I told the producer to contact Ton, since the content had become the property of NaN Holding b.v.. According to Ton, The Blender Foundation had a license to use the content to promote the Blender software, so the production company simply had to include a mention of Blender in the credits. They said they would also included my name and I asked them to include Reevan McKay as well, because he created the excellent character.

Your readers might also like to know that this was not the only Blender content seen on The History Channel. I believe I currently make 20% or so of all 3D animation for the Modern Marvels series, which is the most popular series on The History Channel, as well as an occasional special (single episode, often longer duration). I use a variety of software, but I use Blender more than any other.

As others reported, this researcher was working on a brain-to-computer interface and he was using his brainwaves to control the Skategirl. We're trying to get in touch with the researcher who is mentioned above. When we do, we'll report on how Blender is being used in his work.

About the Author

Avatar image for Bart Veldhuizen
Bart Veldhuizen

I have a LONG history with Blender - I wrote some of the earliest Blender tutorials, worked for Not a Number and helped run the crowdfunding campaign that open sourced Blender (the first one on the internet!). I founded BlenderNation in 2006 and have been editing it every single day since then ;-) I also run the Blender Artists forum and I'm Head of Community at Sketchfab.

19 Comments

  1. This is soooo funny. Earlier today I was wishing for something cool like this to happen, and here it is. Excelent catch! I think I might just go play that skategirl demo one more time for kicks... :)

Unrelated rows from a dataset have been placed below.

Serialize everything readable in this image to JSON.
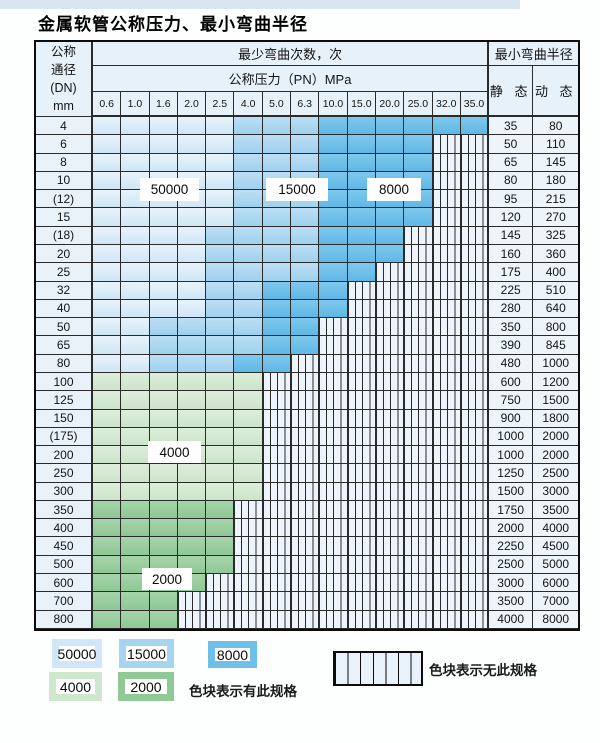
{
  "title": "金属软管公称压力、最小弯曲半径",
  "colors": {
    "blue_50000": "#cfe6f6",
    "blue_15000": "#9fd1ee",
    "blue_8000": "#5fb8e6",
    "green_4000": "#cce4ca",
    "green_2000": "#8fc795",
    "header_bg": "#e7f1f9"
  },
  "table": {
    "header": {
      "dn_lines": [
        "公称",
        "通径",
        "(DN)",
        "mm"
      ],
      "bend_times": "最少弯曲次数，次",
      "pressure": "公称压力（PN）MPa",
      "pressures": [
        "0.6",
        "1.0",
        "1.6",
        "2.0",
        "2.5",
        "4.0",
        "5.0",
        "6.3",
        "10.0",
        "15.0",
        "20.0",
        "25.0",
        "32.0",
        "35.0"
      ],
      "radius": "最小弯曲半径",
      "static": "静 态",
      "dynamic": "动 态"
    },
    "zone_labels": [
      "50000",
      "15000",
      "8000",
      "4000",
      "2000"
    ],
    "rows": [
      {
        "dn": "4",
        "zones": "pppppmmmdddddd",
        "static": "35",
        "dynamic": "80"
      },
      {
        "dn": "6",
        "zones": "pppppmmmddddxx",
        "static": "50",
        "dynamic": "110"
      },
      {
        "dn": "8",
        "zones": "pppppmmmddddxx",
        "static": "65",
        "dynamic": "145"
      },
      {
        "dn": "10",
        "zones": "pppppmmmddddxx",
        "static": "80",
        "dynamic": "180"
      },
      {
        "dn": "(12)",
        "zones": "pppppmmmddddxx",
        "static": "95",
        "dynamic": "215"
      },
      {
        "dn": "15",
        "zones": "pppppmmmddddxx",
        "static": "120",
        "dynamic": "270"
      },
      {
        "dn": "(18)",
        "zones": "ppppmmmmdddxxx",
        "static": "145",
        "dynamic": "325"
      },
      {
        "dn": "20",
        "zones": "ppppmmmmdddxxx",
        "static": "160",
        "dynamic": "360"
      },
      {
        "dn": "25",
        "zones": "ppppmmmmddxxxx",
        "static": "175",
        "dynamic": "400"
      },
      {
        "dn": "32",
        "zones": "ppppmmdddxxxxx",
        "static": "225",
        "dynamic": "510"
      },
      {
        "dn": "40",
        "zones": "ppppmmdddxxxxx",
        "static": "280",
        "dynamic": "640"
      },
      {
        "dn": "50",
        "zones": "ppmmmmddxxxxxx",
        "static": "350",
        "dynamic": "800"
      },
      {
        "dn": "65",
        "zones": "ppmmmmddxxxxxx",
        "static": "390",
        "dynamic": "845"
      },
      {
        "dn": "80",
        "zones": "ppmmmddxxxxxxx",
        "static": "480",
        "dynamic": "1000"
      },
      {
        "dn": "100",
        "zones": "ggggggxxxxxxxx",
        "static": "600",
        "dynamic": "1200"
      },
      {
        "dn": "125",
        "zones": "ggggggxxxxxxxx",
        "static": "750",
        "dynamic": "1500"
      },
      {
        "dn": "150",
        "zones": "ggggggxxxxxxxx",
        "static": "900",
        "dynamic": "1800"
      },
      {
        "dn": "(175)",
        "zones": "ggggggxxxxxxxx",
        "static": "1000",
        "dynamic": "2000"
      },
      {
        "dn": "200",
        "zones": "ggggggxxxxxxxx",
        "static": "1000",
        "dynamic": "2000"
      },
      {
        "dn": "250",
        "zones": "ggggggxxxxxxxx",
        "static": "1250",
        "dynamic": "2500"
      },
      {
        "dn": "300",
        "zones": "ggggggxxxxxxxx",
        "static": "1500",
        "dynamic": "3000"
      },
      {
        "dn": "350",
        "zones": "GGGGGxxxxxxxxx",
        "static": "1750",
        "dynamic": "3500"
      },
      {
        "dn": "400",
        "zones": "GGGGGxxxxxxxxx",
        "static": "2000",
        "dynamic": "4000"
      },
      {
        "dn": "450",
        "zones": "GGGGGxxxxxxxxx",
        "static": "2250",
        "dynamic": "4500"
      },
      {
        "dn": "500",
        "zones": "GGGGGxxxxxxxxx",
        "static": "2500",
        "dynamic": "5000"
      },
      {
        "dn": "600",
        "zones": "GGGGxxxxxxxxxx",
        "static": "3000",
        "dynamic": "6000"
      },
      {
        "dn": "700",
        "zones": "GGGxxxxxxxxxxx",
        "static": "3500",
        "dynamic": "7000"
      },
      {
        "dn": "800",
        "zones": "GGGxxxxxxxxxxx",
        "static": "4000",
        "dynamic": "8000"
      }
    ]
  },
  "legend": {
    "swatches": [
      {
        "label": "50000",
        "zone": "p"
      },
      {
        "label": "15000",
        "zone": "m"
      },
      {
        "label": "8000",
        "zone": "d"
      },
      {
        "label": "4000",
        "zone": "g"
      },
      {
        "label": "2000",
        "zone": "G"
      }
    ],
    "has_spec_note": "色块表示有此规格",
    "no_spec_note": "色块表示无此规格"
  }
}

  2. Where is Reevan McKay? His work was always amazing. Nice to see the Gods of Blender are still out there, I love Modern Marvels and always watch shows like that and wonder "what did they do that 3d with?"

  3. Michael Crawford on

    wheee... now i can connect my brain directly to blender... would that be brain in a blender or blender in the brain. my head hurts. ow.

  4. Now that's just plain interesting. He actually controlled the skategirl with his brain? How successful was he at interfacing with the game?

    Congrats on your game being used, Randall.

  5. I love blender and I very much like Discovery (History) too. Now Blender is on History. Blender will really make history, judging by the speed its name is spreading.

    BTW controlling skate girl with brain is great. When will I control my NFS cars with my brain. I am spraining my fingers playing NFS.

  6. "Now that’s just plain interesting. He actually controlled the skategirl with his brain? How successful was he at interfacing with the game?"
    I can just see it: in five years, Python will have a new module: libmind!

  7. That is AWESOME!!! I was wondering how long it would be till you could make a game in Blender that interfaces with the mind, and to think that a game made in Blender was one of the first to do so! This has DEFINITELY made my day!

  8. Ok... That's our que to start coding a mind-->blender interface. We can call the project "brain in a blender".
    This can really hold up to Blender's emphasis on speed modeling.

    Ex:
    Run blender...
    access brain mode...
    think of what your model would look like
    after 1 or two seconds, your model is complete and looks like some veteran 3d proffesional crafted it. :)
    you press f12 and show your render off to your friends (who would envy your "talent")

    I'd soo like to say that Blender3d will continue to do those "1st of" 's and impress all the other people who use those other apps.

    Eventually they'd be saying.. if Blender3d can model things with your mind, why doesn't my $$$ app support this?

  9. It would also be cool if you could use the power of your mind to render it. Perfect indigo render with millions of polygons in seconds!

  10. As an undergrad who's having to learn Maya in order to work with the History Channel, I'm really glad to hear about how they're also using my preferred application. Thank you, Randall Rickert!